JSON encoding gets interesting in the sense of API changes.  It offers the 
opportunity to hide the real changes since all the data is in a string.  It 
might make sense to have two API version numbers, one for how to get at the 
JSON strings, and another for the contents of the string.

TCP (JSON or binary) allows remote monitoring, or even use from another 
machine if you are after location rather than time.
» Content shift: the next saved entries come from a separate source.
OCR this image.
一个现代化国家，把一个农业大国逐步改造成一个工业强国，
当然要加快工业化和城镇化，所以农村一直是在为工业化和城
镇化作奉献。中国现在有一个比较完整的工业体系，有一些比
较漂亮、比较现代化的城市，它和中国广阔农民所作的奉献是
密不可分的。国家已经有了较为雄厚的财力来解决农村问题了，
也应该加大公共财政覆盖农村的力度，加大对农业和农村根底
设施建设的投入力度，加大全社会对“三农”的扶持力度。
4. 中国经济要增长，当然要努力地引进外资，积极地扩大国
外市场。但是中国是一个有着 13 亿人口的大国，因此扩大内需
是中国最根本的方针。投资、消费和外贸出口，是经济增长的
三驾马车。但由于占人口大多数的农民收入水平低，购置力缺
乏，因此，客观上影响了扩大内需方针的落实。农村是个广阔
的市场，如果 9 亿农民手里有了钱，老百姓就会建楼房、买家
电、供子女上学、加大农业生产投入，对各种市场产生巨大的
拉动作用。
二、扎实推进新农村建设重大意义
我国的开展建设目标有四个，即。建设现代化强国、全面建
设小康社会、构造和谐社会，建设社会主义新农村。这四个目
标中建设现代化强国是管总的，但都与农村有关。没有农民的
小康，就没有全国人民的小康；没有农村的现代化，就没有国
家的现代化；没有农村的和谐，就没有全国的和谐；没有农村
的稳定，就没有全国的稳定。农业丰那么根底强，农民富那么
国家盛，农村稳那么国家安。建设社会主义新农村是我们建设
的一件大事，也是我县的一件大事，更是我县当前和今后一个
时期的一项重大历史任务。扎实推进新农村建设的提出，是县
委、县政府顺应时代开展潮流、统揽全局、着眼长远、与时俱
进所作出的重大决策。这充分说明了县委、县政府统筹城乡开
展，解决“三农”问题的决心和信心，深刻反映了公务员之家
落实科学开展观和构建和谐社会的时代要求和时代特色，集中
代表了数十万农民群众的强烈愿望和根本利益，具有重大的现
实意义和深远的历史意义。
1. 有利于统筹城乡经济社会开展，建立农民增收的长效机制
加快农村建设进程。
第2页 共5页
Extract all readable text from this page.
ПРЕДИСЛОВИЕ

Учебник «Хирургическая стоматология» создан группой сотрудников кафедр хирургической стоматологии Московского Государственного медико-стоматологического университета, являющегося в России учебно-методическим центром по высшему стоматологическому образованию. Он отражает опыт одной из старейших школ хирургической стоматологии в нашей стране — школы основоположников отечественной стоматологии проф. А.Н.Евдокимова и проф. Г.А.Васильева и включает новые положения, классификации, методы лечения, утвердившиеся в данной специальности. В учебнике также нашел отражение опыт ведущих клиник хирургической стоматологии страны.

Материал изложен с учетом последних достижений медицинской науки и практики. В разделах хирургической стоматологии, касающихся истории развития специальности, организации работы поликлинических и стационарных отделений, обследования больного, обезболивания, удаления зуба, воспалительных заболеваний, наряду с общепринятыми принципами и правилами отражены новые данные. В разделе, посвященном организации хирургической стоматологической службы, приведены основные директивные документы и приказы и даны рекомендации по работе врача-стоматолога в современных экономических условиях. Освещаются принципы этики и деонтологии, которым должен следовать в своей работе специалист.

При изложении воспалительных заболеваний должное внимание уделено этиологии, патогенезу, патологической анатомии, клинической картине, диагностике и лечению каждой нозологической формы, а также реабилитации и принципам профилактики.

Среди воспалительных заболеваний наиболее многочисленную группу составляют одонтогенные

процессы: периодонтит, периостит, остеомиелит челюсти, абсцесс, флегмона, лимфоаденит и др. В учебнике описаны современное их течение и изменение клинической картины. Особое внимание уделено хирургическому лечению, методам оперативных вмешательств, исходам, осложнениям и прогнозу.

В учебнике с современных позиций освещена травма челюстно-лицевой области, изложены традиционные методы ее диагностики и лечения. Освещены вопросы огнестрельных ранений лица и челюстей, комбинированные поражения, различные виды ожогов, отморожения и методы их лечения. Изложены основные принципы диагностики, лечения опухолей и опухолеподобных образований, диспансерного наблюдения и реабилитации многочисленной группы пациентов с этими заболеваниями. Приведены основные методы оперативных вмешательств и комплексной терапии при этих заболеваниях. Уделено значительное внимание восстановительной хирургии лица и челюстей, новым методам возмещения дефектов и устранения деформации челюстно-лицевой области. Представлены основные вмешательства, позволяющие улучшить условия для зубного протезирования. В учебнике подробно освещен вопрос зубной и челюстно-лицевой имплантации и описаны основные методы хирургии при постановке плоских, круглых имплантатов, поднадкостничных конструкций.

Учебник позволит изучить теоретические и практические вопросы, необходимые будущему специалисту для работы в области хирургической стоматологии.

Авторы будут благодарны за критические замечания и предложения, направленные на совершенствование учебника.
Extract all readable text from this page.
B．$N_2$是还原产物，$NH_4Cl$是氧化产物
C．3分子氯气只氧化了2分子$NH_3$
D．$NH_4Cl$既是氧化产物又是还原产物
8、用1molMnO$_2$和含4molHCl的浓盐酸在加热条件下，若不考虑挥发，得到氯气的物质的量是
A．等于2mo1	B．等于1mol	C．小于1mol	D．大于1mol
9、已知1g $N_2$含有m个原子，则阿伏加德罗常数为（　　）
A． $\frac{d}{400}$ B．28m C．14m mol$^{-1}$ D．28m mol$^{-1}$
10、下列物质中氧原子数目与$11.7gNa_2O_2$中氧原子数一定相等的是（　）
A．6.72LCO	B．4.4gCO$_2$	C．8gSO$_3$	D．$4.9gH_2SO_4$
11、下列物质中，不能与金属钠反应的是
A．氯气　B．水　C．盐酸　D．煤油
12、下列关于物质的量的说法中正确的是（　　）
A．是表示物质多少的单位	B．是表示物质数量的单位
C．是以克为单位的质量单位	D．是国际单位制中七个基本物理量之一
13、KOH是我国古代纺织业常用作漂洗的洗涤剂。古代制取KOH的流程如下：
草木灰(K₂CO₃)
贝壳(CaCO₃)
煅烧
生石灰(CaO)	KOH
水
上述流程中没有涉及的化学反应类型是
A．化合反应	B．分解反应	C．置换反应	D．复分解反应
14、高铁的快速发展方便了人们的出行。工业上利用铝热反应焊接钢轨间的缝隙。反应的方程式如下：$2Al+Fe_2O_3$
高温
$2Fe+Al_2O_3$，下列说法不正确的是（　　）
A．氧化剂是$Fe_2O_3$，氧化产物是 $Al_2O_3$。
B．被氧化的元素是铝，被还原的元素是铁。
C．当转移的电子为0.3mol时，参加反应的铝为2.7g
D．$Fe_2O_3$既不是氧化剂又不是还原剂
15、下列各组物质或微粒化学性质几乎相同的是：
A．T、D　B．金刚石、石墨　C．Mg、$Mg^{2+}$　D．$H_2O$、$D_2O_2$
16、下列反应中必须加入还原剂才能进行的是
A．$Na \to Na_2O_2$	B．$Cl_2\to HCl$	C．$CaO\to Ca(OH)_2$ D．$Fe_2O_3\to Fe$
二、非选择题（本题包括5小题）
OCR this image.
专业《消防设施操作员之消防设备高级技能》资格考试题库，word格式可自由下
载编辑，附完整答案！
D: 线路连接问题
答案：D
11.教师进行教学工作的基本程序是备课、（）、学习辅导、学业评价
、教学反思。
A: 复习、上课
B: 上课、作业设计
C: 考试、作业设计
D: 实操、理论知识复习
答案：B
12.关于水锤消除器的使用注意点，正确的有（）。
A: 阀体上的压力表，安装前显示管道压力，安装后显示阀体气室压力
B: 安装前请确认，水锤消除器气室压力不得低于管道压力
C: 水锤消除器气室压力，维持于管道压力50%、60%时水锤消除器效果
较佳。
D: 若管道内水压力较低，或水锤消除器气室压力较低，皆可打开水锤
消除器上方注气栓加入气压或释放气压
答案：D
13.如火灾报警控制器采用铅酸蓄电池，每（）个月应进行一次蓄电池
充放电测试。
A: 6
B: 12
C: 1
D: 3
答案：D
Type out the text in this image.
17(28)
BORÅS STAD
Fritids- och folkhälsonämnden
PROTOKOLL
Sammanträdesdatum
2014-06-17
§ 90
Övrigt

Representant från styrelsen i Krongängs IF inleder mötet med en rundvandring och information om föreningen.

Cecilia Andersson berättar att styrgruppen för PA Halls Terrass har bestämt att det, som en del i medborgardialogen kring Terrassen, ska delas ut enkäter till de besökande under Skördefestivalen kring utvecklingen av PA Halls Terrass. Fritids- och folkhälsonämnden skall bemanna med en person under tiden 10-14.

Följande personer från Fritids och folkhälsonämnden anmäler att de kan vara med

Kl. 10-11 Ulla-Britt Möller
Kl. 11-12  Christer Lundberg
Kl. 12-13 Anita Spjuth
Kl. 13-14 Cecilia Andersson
>    With the SiRF chips still used in most consumer-grade GPSes at time
>    of writing, 9600bps is the optimal line speed. 4800 is slightly too
>    low, not guaranteeing updates within the 1-second cycle
>    time. 9600bps yields updates in about 0.45sec, 19600bps in about
>    0.26sec. Higher speeds would probably not be worth the extra
>    computation unless your sensor is in rapid motion. Even whole-cycle
>    latency, most sensitive to transmission speed, is only cut by less
>    than 200ms by going to 19200. Higher speed will exhibit diminishing
>    returns.

The default SiRF data fits into 1 second at 4800.  It overflows into the next 
second when GPGSV is present because it starts in the middle of the second.

I'm not sure what you mean by "extra computation".  Higher link speeds don't 
use more cycles.  It's the same data to process, the work just gets done in a 
different timing pattern.

Some devices can (optionally?) send their data multiple times per second.  
Depending upon which sentences are enabled, that probably requires a higher 
link speed and would require more computation.

Has anybody looked at the data from the multiple-updates-per-second devices?  
Are they actually collecting new data at sub second times, or are they just 
extrapolating using the velocity from the previous second?



-- 
These are my opinions.  I hate spam.